Sono entrati nella leggenda, i trucchi per controllare i voti degli elettori. Ai tempi in cui ancora non c’erano i cellulari e la possibilità di imporre ai «clientes» di fare la foto alla scheda,
i gran feudatari del voto mettevano a punto tutte le combinazioni possibili (prima questo numero, poi quest’altro, poi quest’altro ancora in ordine perfetto…) così da controllare la fedeltà dei propri beneficiati. Se non veniva dimostrata, niente trasferimento del figlio militare in una caserma vicina a casa, niente raccomandazione per un posto da bidella, niente sostituzione estiva all’Aci… Erano così tanti, i sistemi di controllo e gli accorgimenti necessari per costruirsi un buon bacino elettorale che Aldo Giannuli, dietro lo pseudonimo di Algido Lunnai, si sentì di dover scrivere il Manuale dell’aspirante deputato . Un libro mai letto, si capisce, da chi già sapeva tutto.

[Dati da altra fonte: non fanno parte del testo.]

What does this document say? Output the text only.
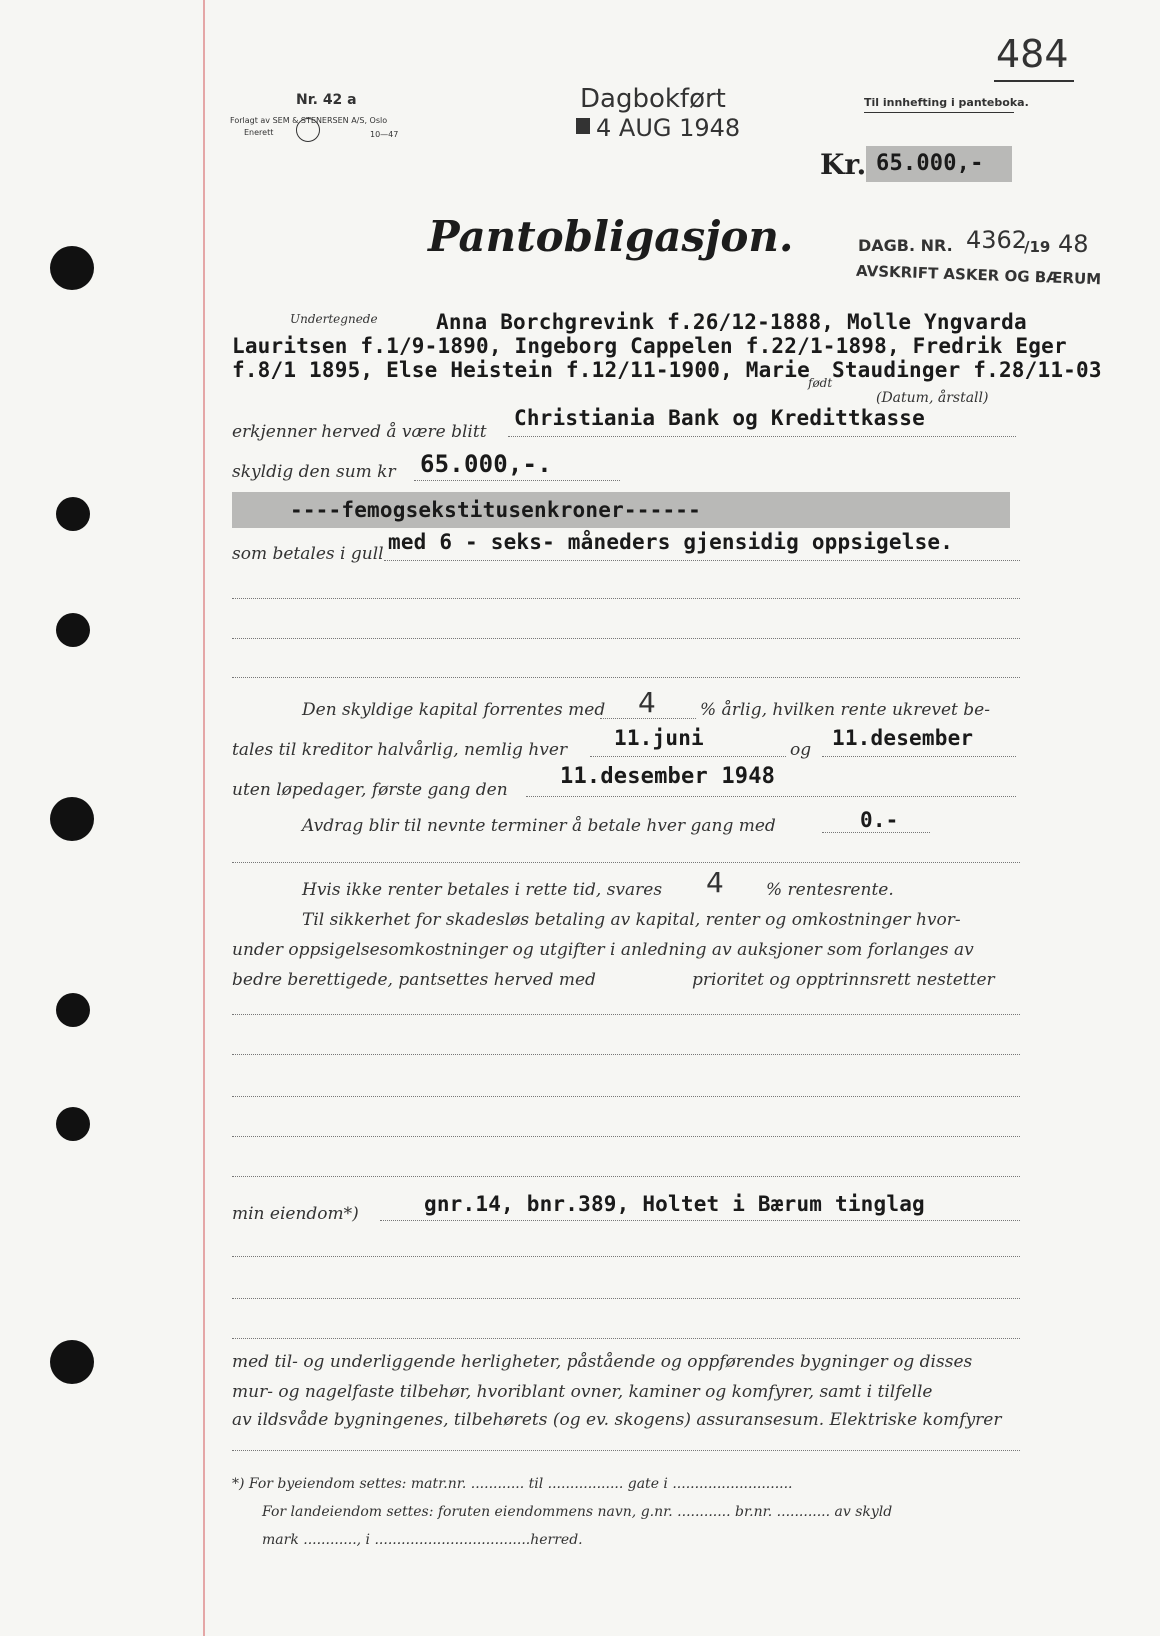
484
Nr. 42 a
Forlagt av SEM & STENERSEN A/S, Oslo
Enerett	10—47
Dagbokført
4 AUG 1948
Til innhefting i panteboka.
Kr. 65.000,-
Pantobligasjon.	DAGB. NR. 4362
/19 48
AVSKRIFT ASKER OG BÆRUM
Undertegnede	Anna Borchgrevink f.26/12-1888, Molle Yngvarda
Lauritsen f.1/9-1890, Ingeborg Cappelen f.22/1-1898, Fredrik Eger
f.8/1 1895, Else Heistein f.12/11-1900, Marie
født
Staudinger f.28/11-03
(Datum, årstall)
erkjenner herved å være blitt
Christiania Bank og Kredittkasse
skyldig den sum kr 65.000,-.
----femogsekstitusenkroner------
som betales i gull med 6 - seks- måneders gjensidig oppsigelse.
Den skyldige kapital forrentes med 4	% årlig, hvilken rente ukrevet be-
tales til kreditor halvårlig, nemlig hver 11.juni	og 11.desember
uten løpedager, første gang den
11.desember 1948
Avdrag blir til nevnte terminer å betale hver gang med	0.-
Hvis ikke renter betales i rette tid, svares 4 % rentesrente.
Til sikkerhet for skadesløs betaling av kapital, renter og omkostninger hvor-
under oppsigelsesomkostninger og utgifter i anledning av auksjoner som forlanges av
bedre berettigede, pantsettes herved med	prioritet og opptrinnsrett nestetter
min eiendom*)	gnr.14, bnr.389, Holtet i Bærum tinglag
med til- og underliggende herligheter, påstående og oppførendes bygninger og disses
mur- og nagelfaste tilbehør, hvoriblant ovner, kaminer og komfyrer, samt i tilfelle
av ildsvåde bygningenes, tilbehørets (og ev. skogens) assuransesum. Elektriske komfyrer
*) For byeiendom settes: matr.nr. ............ til ................. gate i ...........................
For landeiendom settes: foruten eiendommens navn, g.nr. ............ br.nr. ............ av skyld
mark ............, i ...................................herred.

Come Vittorio Sbardella, detto «lo Squalo», che con la sua mascella da centurione e l’accento da «Gregorio, er guardiano der Pretorio», era il braccio destro elettorale di
Giulio Andreotti e quando zio Belzebù diventò senatore a vita si candidò a raccogliere le sue vagonate di voti personali (
367.000 alle politiche del 1972) e sparò a zero su tutti i possibili concorrenti, bollati come mezze cartucce: «De eredi, credime ammè, nun ce ne stanno proprio».